John Paul II was not a “European” in some theoretical sense. As he made clear at Gniezno on June 3, 1979, he had come to a vision of Europe — whole and free, breathing with both its lungs, East and West — through his Cracovian and Polish experience, not despite that experience. Thus his Polish patriotism was not chauvinistic or xenophobic; it was open to those who were “other.” Poland, sometimes betrayed and too often ignored by the West, was, he insisted, woven into the tapestry of Europe. So were many other national experiences and stories. In that sense, it’s not hard to imagine John Paul II being sympathetic to contemporary critiques of the European Union’s tendency to level out national and cultural differences.

Yet in his later musings on history, John Paul raised some important cautions about nationalism; here is what he wrote in his last published book, Memory and Identity:

“…nation and native land, like the family, are permanent realities…[Yet] one thing must be avoided at all costs [–]…an unhealthy nationalism. Of this, the twentieth century has supplied some all too eloquent examples, with disastrous consequences. How can we be delivered from such a danger? I think the right way is through patriotism. Whereas nationalism involves recognizing and pursuing the good of one’s own nation alone, without regard for the rights of others, patriotism….is a love of one’s own native land that accords rights to all other nations equal to those claimed for one’s own. Patriotism, in other words, leads to a properly ordered social love.”

Can we find instances of a national patriotism that reaches out in support of others, for the sake of both national interest and a broad sense of national purpose? Two examples come immediately to mind; they should be pondered by today’s new nationalists, in America, Europe, and elsewhere.

The first involved U.S. recognition of the State of Israel, which declared its independence as of midnight, May 14, 1948. That very same day, President Harry Truman recognized the Jewish state, against the fierce opposition of a lot of the State Department and his own Secretary of State, the great George C. Marshall.
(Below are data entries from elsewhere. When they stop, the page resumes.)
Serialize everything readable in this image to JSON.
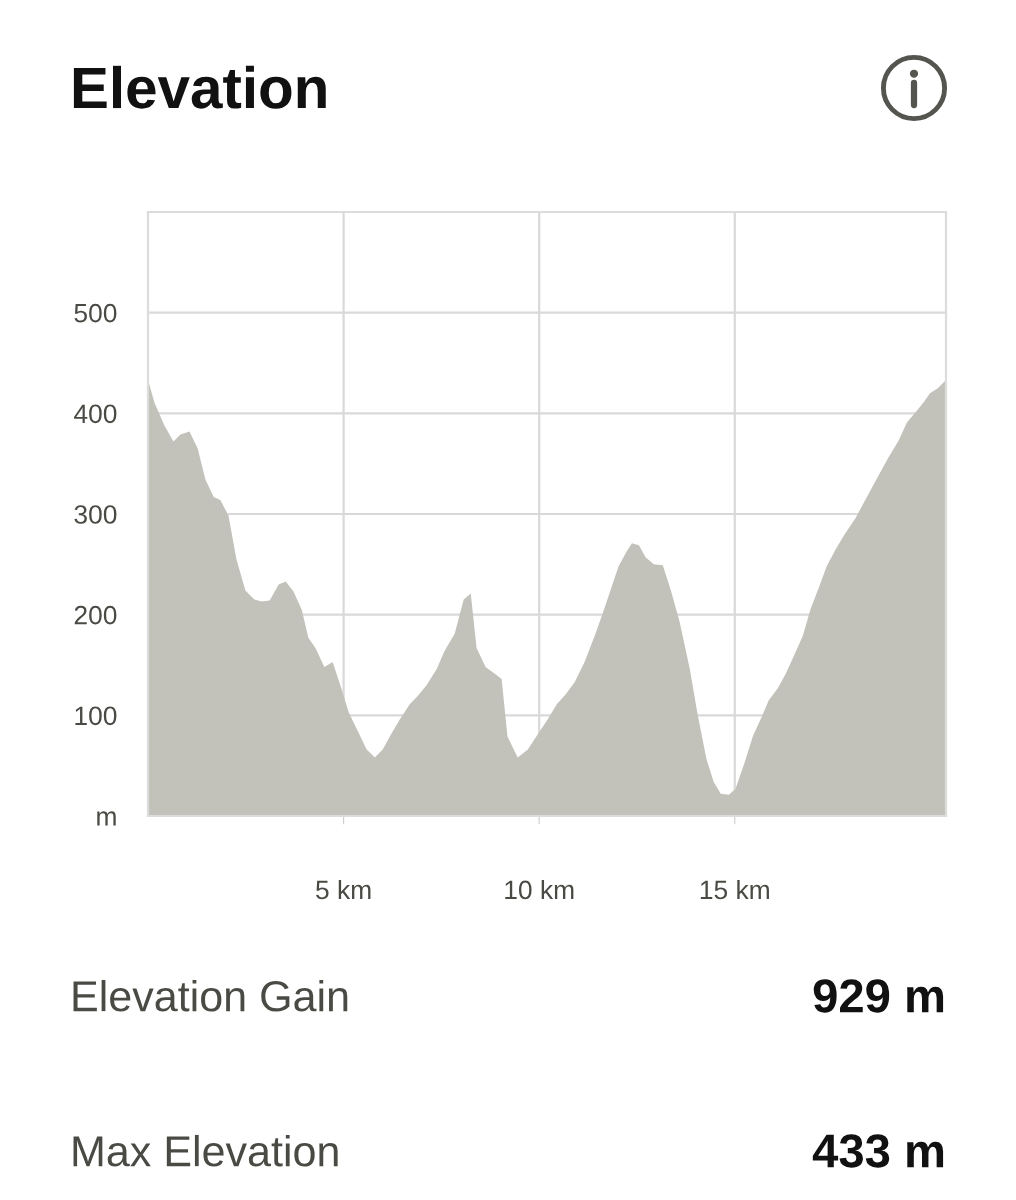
{
  "chart_data": {
    "type": "area",
    "title": "Elevation",
    "x": [
      0,
      0.17,
      0.42,
      0.65,
      0.83,
      1.06,
      1.27,
      1.47,
      1.68,
      1.85,
      2.06,
      2.26,
      2.49,
      2.72,
      2.9,
      3.11,
      3.34,
      3.52,
      3.72,
      3.93,
      4.1,
      4.28,
      4.51,
      4.72,
      4.95,
      5.13,
      5.38,
      5.59,
      5.8,
      6.0,
      6.21,
      6.44,
      6.69,
      6.89,
      7.12,
      7.38,
      7.58,
      7.84,
      8.07,
      8.25,
      8.4,
      8.63,
      8.84,
      9.04,
      9.19,
      9.45,
      9.71,
      9.96,
      10.22,
      10.45,
      10.68,
      10.91,
      11.16,
      11.42,
      11.62,
      11.83,
      12.03,
      12.24,
      12.37,
      12.55,
      12.72,
      12.93,
      13.16,
      13.36,
      13.59,
      13.85,
      14.05,
      14.28,
      14.46,
      14.64,
      14.85,
      15.02,
      15.25,
      15.46,
      15.66,
      15.87,
      16.1,
      16.3,
      16.51,
      16.74,
      16.94,
      17.15,
      17.35,
      17.58,
      17.81,
      18.09,
      18.35,
      18.63,
      18.91,
      19.19,
      19.4,
      19.6,
      19.83,
      19.99,
      20.19,
      20.4
    ],
    "values": [
      433,
      410,
      388,
      372,
      379,
      382,
      365,
      334,
      317,
      314,
      298,
      255,
      224,
      215,
      213,
      214,
      230,
      233,
      223,
      205,
      177,
      167,
      148,
      153,
      126,
      103,
      83,
      66,
      58,
      66,
      81,
      96,
      111,
      119,
      130,
      146,
      164,
      181,
      215,
      221,
      167,
      148,
      142,
      136,
      79,
      58,
      66,
      81,
      96,
      111,
      121,
      133,
      153,
      179,
      201,
      225,
      248,
      263,
      271,
      269,
      257,
      250,
      249,
      225,
      193,
      146,
      101,
      56,
      34,
      22,
      21,
      27,
      53,
      79,
      96,
      115,
      127,
      141,
      159,
      179,
      206,
      227,
      248,
      265,
      280,
      296,
      315,
      335,
      355,
      373,
      391,
      400,
      411,
      420,
      425,
      433
    ],
    "color": "#c2c2bb",
    "xlim": [
      0,
      20.4
    ],
    "ylim": [
      0,
      600
    ],
    "xticks": [
      {
        "value": 5,
        "label": "5 km"
      },
      {
        "value": 10,
        "label": "10 km"
      },
      {
        "value": 15,
        "label": "15 km"
      }
    ],
    "yticks": [
      {
        "value": 0,
        "label": "m"
      },
      100,
      200,
      300,
      400,
      500
    ],
    "grid": true,
    "annotations": [
      "Elevation Gain",
      "929 m",
      "Max Elevation",
      "433 m"
    ]
  }
}
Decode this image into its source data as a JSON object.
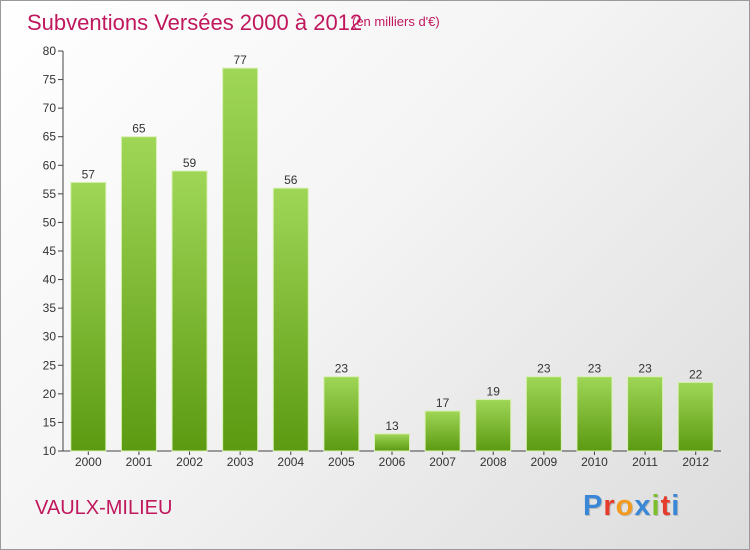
{
  "header": {
    "title": "Subventions Versées 2000 à 2012",
    "unit": "(en milliers d'€)"
  },
  "footer": {
    "commune": "VAULX-MILIEU",
    "logo_letters": [
      "P",
      "r",
      "o",
      "x",
      "i",
      "t",
      "i"
    ]
  },
  "colors": {
    "bar_light": "#9fd656",
    "bar_dark": "#5c9a12",
    "title": "#c0175d",
    "logo": [
      "#3a87d6",
      "#e53b2c",
      "#f29a1d",
      "#3a87d6",
      "#7cbf2a",
      "#e53b2c",
      "#3a87d6"
    ]
  },
  "chart_data": {
    "type": "bar",
    "title": "Subventions Versées 2000 à 2012",
    "ylabel": "",
    "xlabel": "",
    "categories": [
      "2000",
      "2001",
      "2002",
      "2003",
      "2004",
      "2005",
      "2006",
      "2007",
      "2008",
      "2009",
      "2010",
      "2011",
      "2012"
    ],
    "values": [
      57,
      65,
      59,
      77,
      56,
      23,
      13,
      17,
      19,
      23,
      23,
      23,
      22
    ],
    "ylim": [
      10,
      80
    ],
    "yticks": [
      10,
      15,
      20,
      25,
      30,
      35,
      40,
      45,
      50,
      55,
      60,
      65,
      70,
      75,
      80
    ],
    "grid": false,
    "data_labels": true
  }
}
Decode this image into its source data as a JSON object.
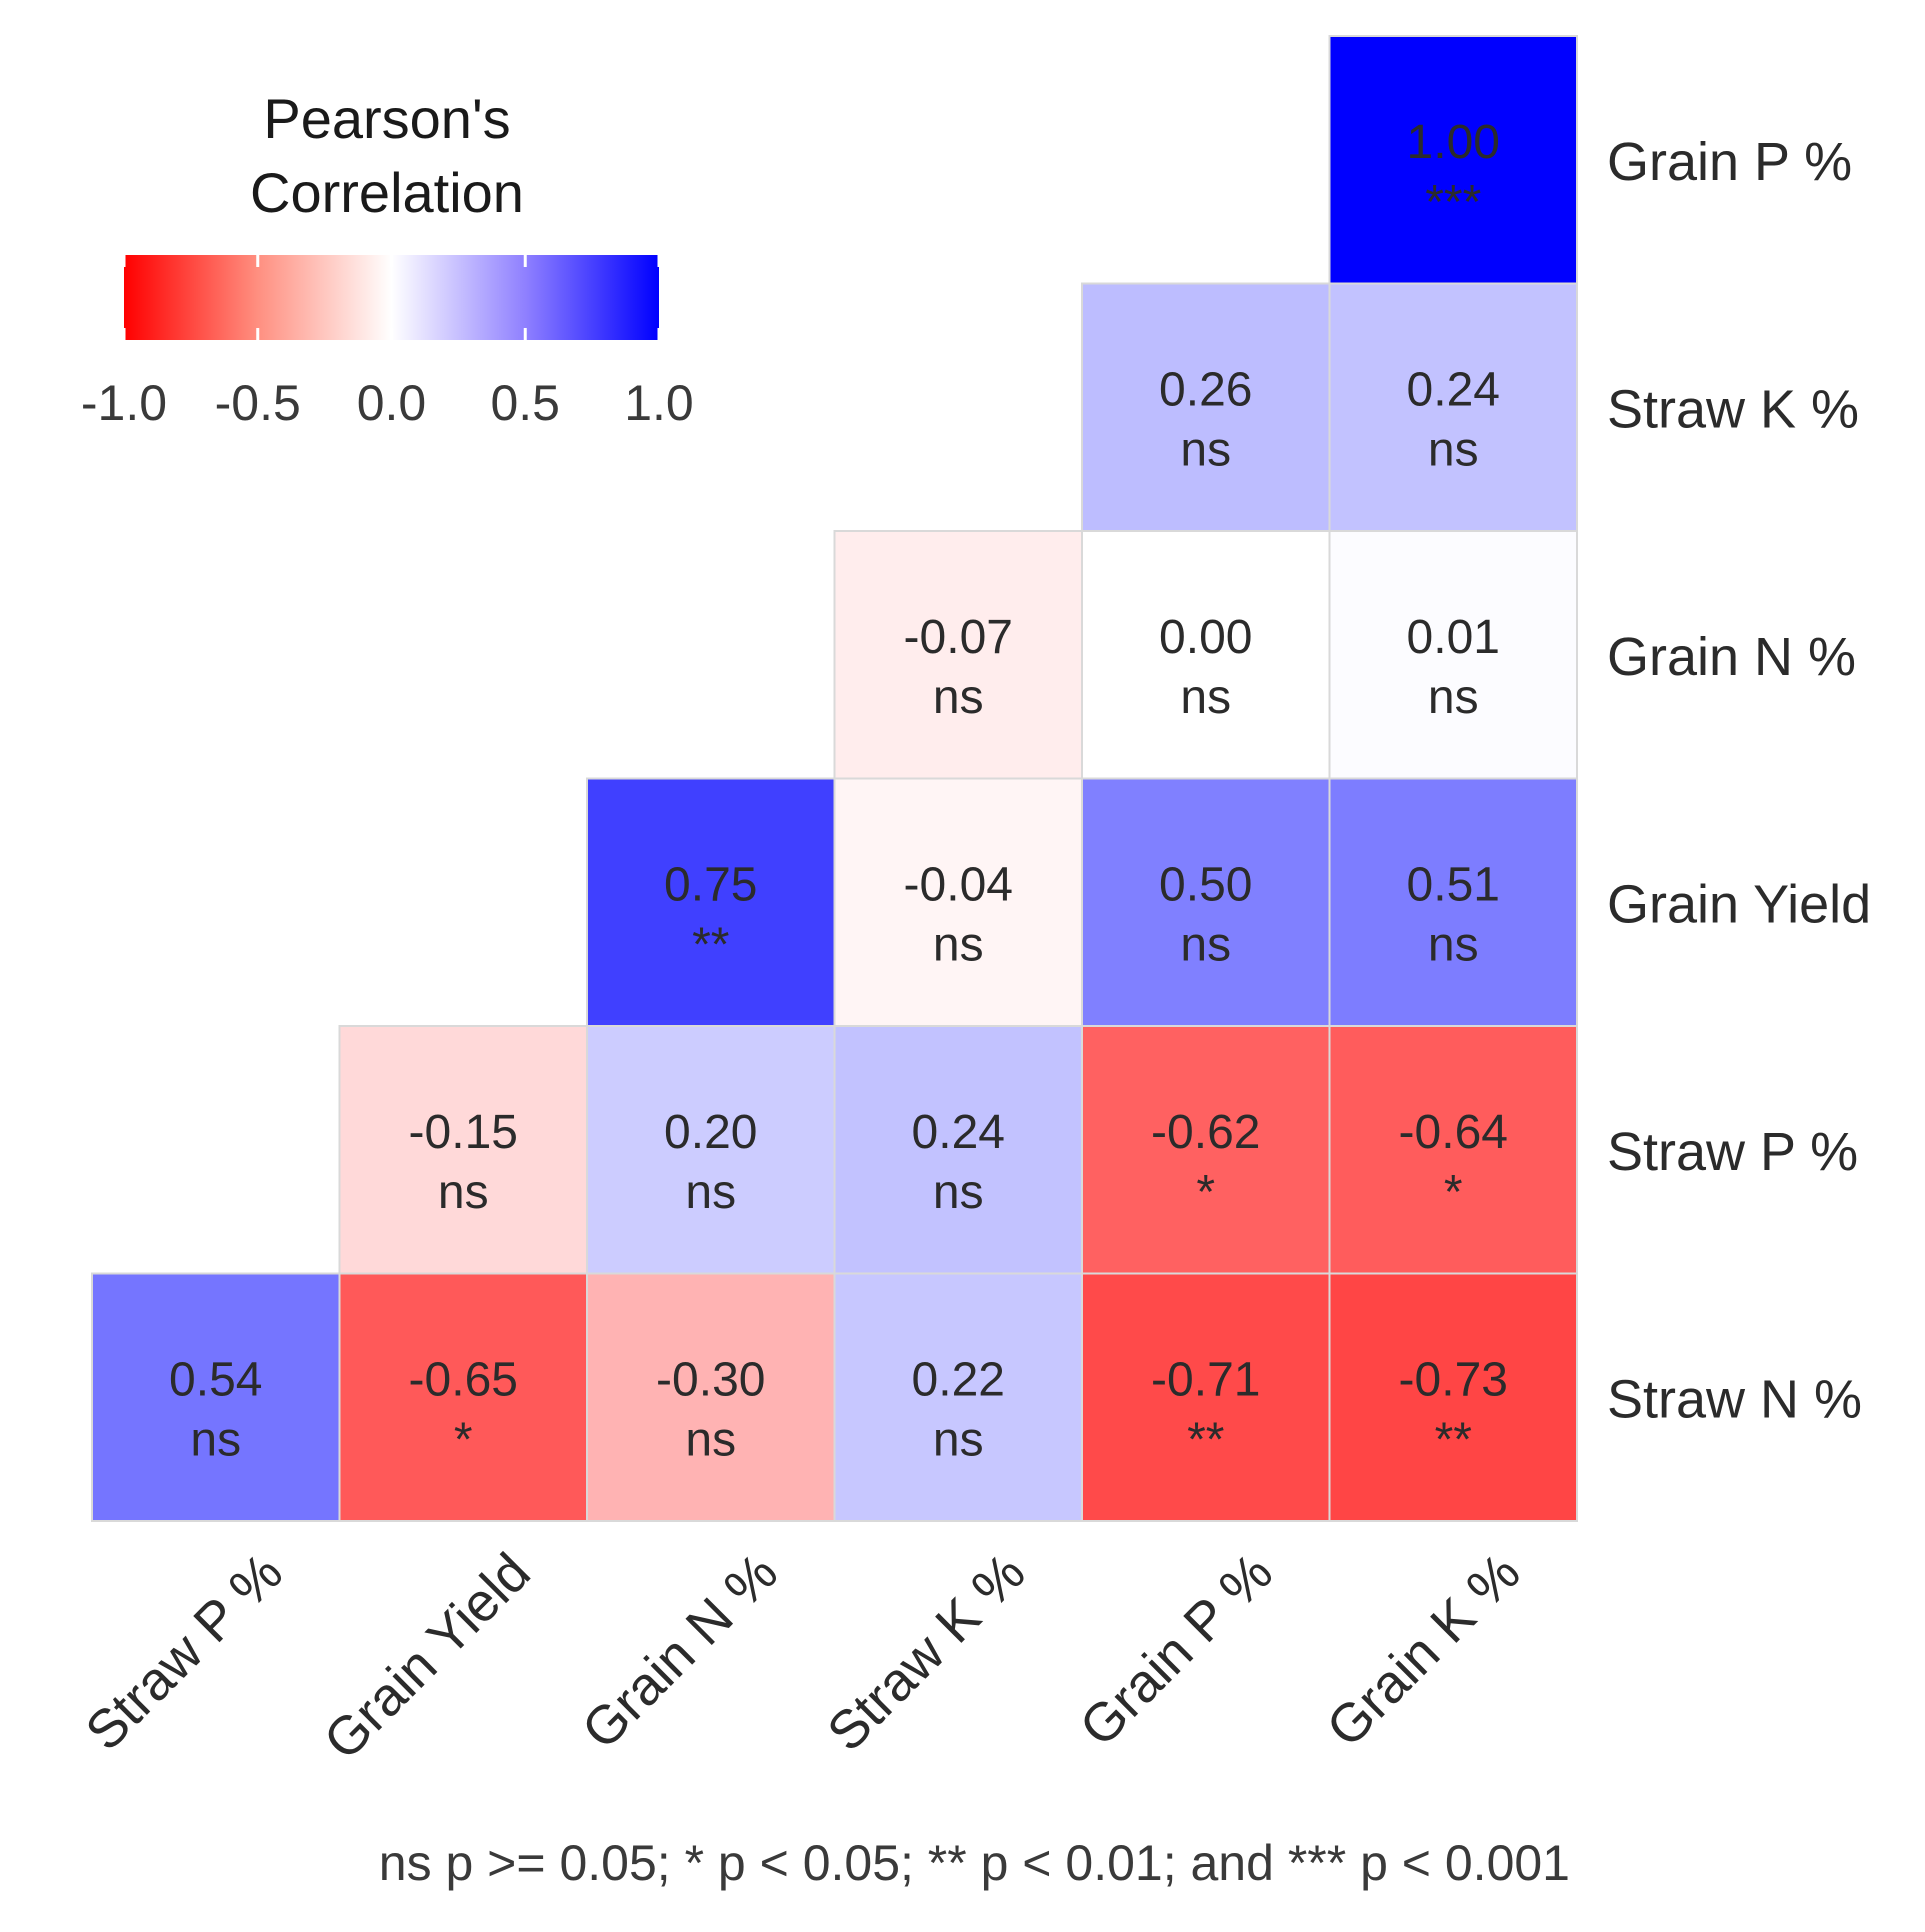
{
  "chart_data": {
    "type": "heatmap",
    "legend": {
      "title_lines": [
        "Pearson's",
        "Correlation"
      ],
      "ticks": [
        -1.0,
        -0.5,
        0.0,
        0.5,
        1.0
      ],
      "tick_labels": [
        "-1.0",
        "-0.5",
        "0.0",
        "0.5",
        "1.0"
      ],
      "range": [
        -1.0,
        1.0
      ],
      "low_color": "#ff0000",
      "mid_color": "#ffffff",
      "high_color": "#0000ff",
      "placement": "top-left"
    },
    "x_categories": [
      "Straw P %",
      "Grain Yield",
      "Grain N %",
      "Straw K %",
      "Grain P %",
      "Grain K %"
    ],
    "y_categories": [
      "Grain P %",
      "Straw K %",
      "Grain N %",
      "Grain Yield",
      "Straw P %",
      "Straw N %"
    ],
    "cells": [
      {
        "row": "Grain P %",
        "col": "Grain K %",
        "value": 1.0,
        "label": "1.00",
        "sig": "***"
      },
      {
        "row": "Straw K %",
        "col": "Grain P %",
        "value": 0.26,
        "label": "0.26",
        "sig": "ns"
      },
      {
        "row": "Straw K %",
        "col": "Grain K %",
        "value": 0.24,
        "label": "0.24",
        "sig": "ns"
      },
      {
        "row": "Grain N %",
        "col": "Straw K %",
        "value": -0.07,
        "label": "-0.07",
        "sig": "ns"
      },
      {
        "row": "Grain N %",
        "col": "Grain P %",
        "value": 0.0,
        "label": "0.00",
        "sig": "ns"
      },
      {
        "row": "Grain N %",
        "col": "Grain K %",
        "value": 0.01,
        "label": "0.01",
        "sig": "ns"
      },
      {
        "row": "Grain Yield",
        "col": "Grain N %",
        "value": 0.75,
        "label": "0.75",
        "sig": "**"
      },
      {
        "row": "Grain Yield",
        "col": "Straw K %",
        "value": -0.04,
        "label": "-0.04",
        "sig": "ns"
      },
      {
        "row": "Grain Yield",
        "col": "Grain P %",
        "value": 0.5,
        "label": "0.50",
        "sig": "ns"
      },
      {
        "row": "Grain Yield",
        "col": "Grain K %",
        "value": 0.51,
        "label": "0.51",
        "sig": "ns"
      },
      {
        "row": "Straw P %",
        "col": "Grain Yield",
        "value": -0.15,
        "label": "-0.15",
        "sig": "ns"
      },
      {
        "row": "Straw P %",
        "col": "Grain N %",
        "value": 0.2,
        "label": "0.20",
        "sig": "ns"
      },
      {
        "row": "Straw P %",
        "col": "Straw K %",
        "value": 0.24,
        "label": "0.24",
        "sig": "ns"
      },
      {
        "row": "Straw P %",
        "col": "Grain P %",
        "value": -0.62,
        "label": "-0.62",
        "sig": "*"
      },
      {
        "row": "Straw P %",
        "col": "Grain K %",
        "value": -0.64,
        "label": "-0.64",
        "sig": "*"
      },
      {
        "row": "Straw N %",
        "col": "Straw P %",
        "value": 0.54,
        "label": "0.54",
        "sig": "ns"
      },
      {
        "row": "Straw N %",
        "col": "Grain Yield",
        "value": -0.65,
        "label": "-0.65",
        "sig": "*"
      },
      {
        "row": "Straw N %",
        "col": "Grain N %",
        "value": -0.3,
        "label": "-0.30",
        "sig": "ns"
      },
      {
        "row": "Straw N %",
        "col": "Straw K %",
        "value": 0.22,
        "label": "0.22",
        "sig": "ns"
      },
      {
        "row": "Straw N %",
        "col": "Grain P %",
        "value": -0.71,
        "label": "-0.71",
        "sig": "**"
      },
      {
        "row": "Straw N %",
        "col": "Grain K %",
        "value": -0.73,
        "label": "-0.73",
        "sig": "**"
      }
    ],
    "footnote": "ns p >= 0.05; * p < 0.05; ** p < 0.01; and *** p < 0.001"
  }
}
Marshall, who believed that recognition of a Jewish state opposed by the Arabs of the Middle East was geopolitical madness, even told Truman that he wouldn’t vote for him later that year if Truman insisted on accepting an Israeli declaration of independence and recognizing the provisional government led by David Ben-Gurion. Yet Truman believed that recognition of Israel was the right thing to do, irrespective of the friction it would cause; so he did it, in an act of statesmanship that far transcended national interest.

The second example also involved Mr. Truman: the creation of NATO, the North Atlantic Treaty Organization. On this, its 70th birthday, NATO is history’s most successful defensive alliance. When NATO was first bruited, however, the idea of the United States binding itself to defend European democracies was opposed by many who had gathered under the banner of “America First” in the 1930s and during the 1940 presidential campaign. No one doubts the patriotism of those men and women; but their concept of national interest was too narrow for the times.

A similar myopia should be avoided in 2019. John Paul II’s idea of patriotism might help point a way.